Purposes Changed: Examples of supermax prisons


Many states have converted all or part of their super-maximum security prisons for other uses, as lawsuits and public opinion have reduced the need for so many ultra-secure cells over the last decade:

Ohio

Prison: Ohio State Penitentiary

Action: Sections of the prison opened to maximum- and minimum-security inmates

Reason: All but 176 of 424 prisoners originally placed in supermax security were transferred to other security levels after a class-action lawsuit in 2001 challenged the state’s system of assigning inmates there. Today only 53 of 533 are supermax inmates.
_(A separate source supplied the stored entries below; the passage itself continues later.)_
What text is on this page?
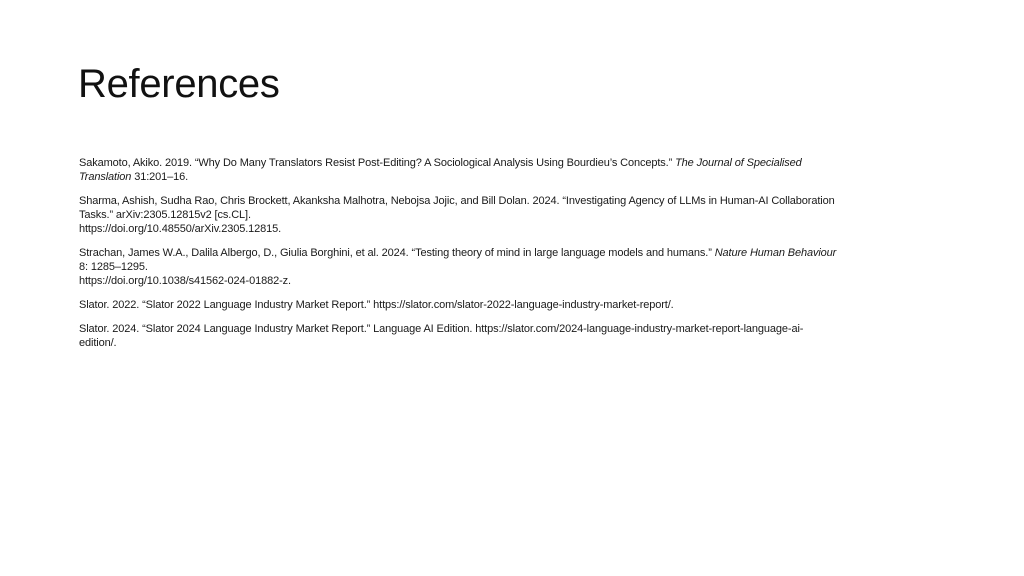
References
Sakamoto, Akiko. 2019. “Why Do Many Translators Resist Post-Editing? A Sociological Analysis Using Bourdieu’s Concepts.” The Journal of Specialised
Translation 31:201–16.
Sharma, Ashish, Sudha Rao, Chris Brockett, Akanksha Malhotra, Nebojsa Jojic, and Bill Dolan. 2024. “Investigating Agency of LLMs in Human-AI Collaboration
Tasks.” arXiv:2305.12815v2 [cs.CL].
https://doi.org/10.48550/arXiv.2305.12815.
Strachan, James W.A., Dalila Albergo, D., Giulia Borghini, et al. 2024. “Testing theory of mind in large language models and humans.” Nature Human Behaviour
8: 1285–1295.
https://doi.org/10.1038/s41562-024-01882-z.
Slator. 2022. “Slator 2022 Language Industry Market Report.” https://slator.com/slator-2022-language-industry-market-report/.
Slator. 2024. “Slator 2024 Language Industry Market Report.” Language AI Edition. https://slator.com/2024-language-industry-market-report-language-ai-
edition/.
Ohio’s death row was transferred to the prison in 2005 to fill some of the vacated space.

Virginia

Prison: Wallens Ridge State Prison

Action: Downgraded from supermax to maximum security

Reason: Virginia built two supermax prisons in the same region in the late 1980s and found it did not need 2,400 cells just for extreme isolation inmates.

Wisconsin

Prison: Wisconsin Secure Program Facility

Action: Downgraded from supermax to maximum security

Reason: Inmates brought a lawsuit alleging cruel and unusual conditions at the prison in 2000. The change was among those made as part of a settlement in that case in 2002.

Maryland

Prison: Maryland Correctional Adjustment Center

Action: Contracted about half the prison to federal prison system for pretrial housing

Reason: 112 federal inmates join 162 state supermax inmates at this 288-bed prison, which is small but rarely full. Most or all of the supermax inmates housed there are likely to be transferred to a maximum-security prison under construction.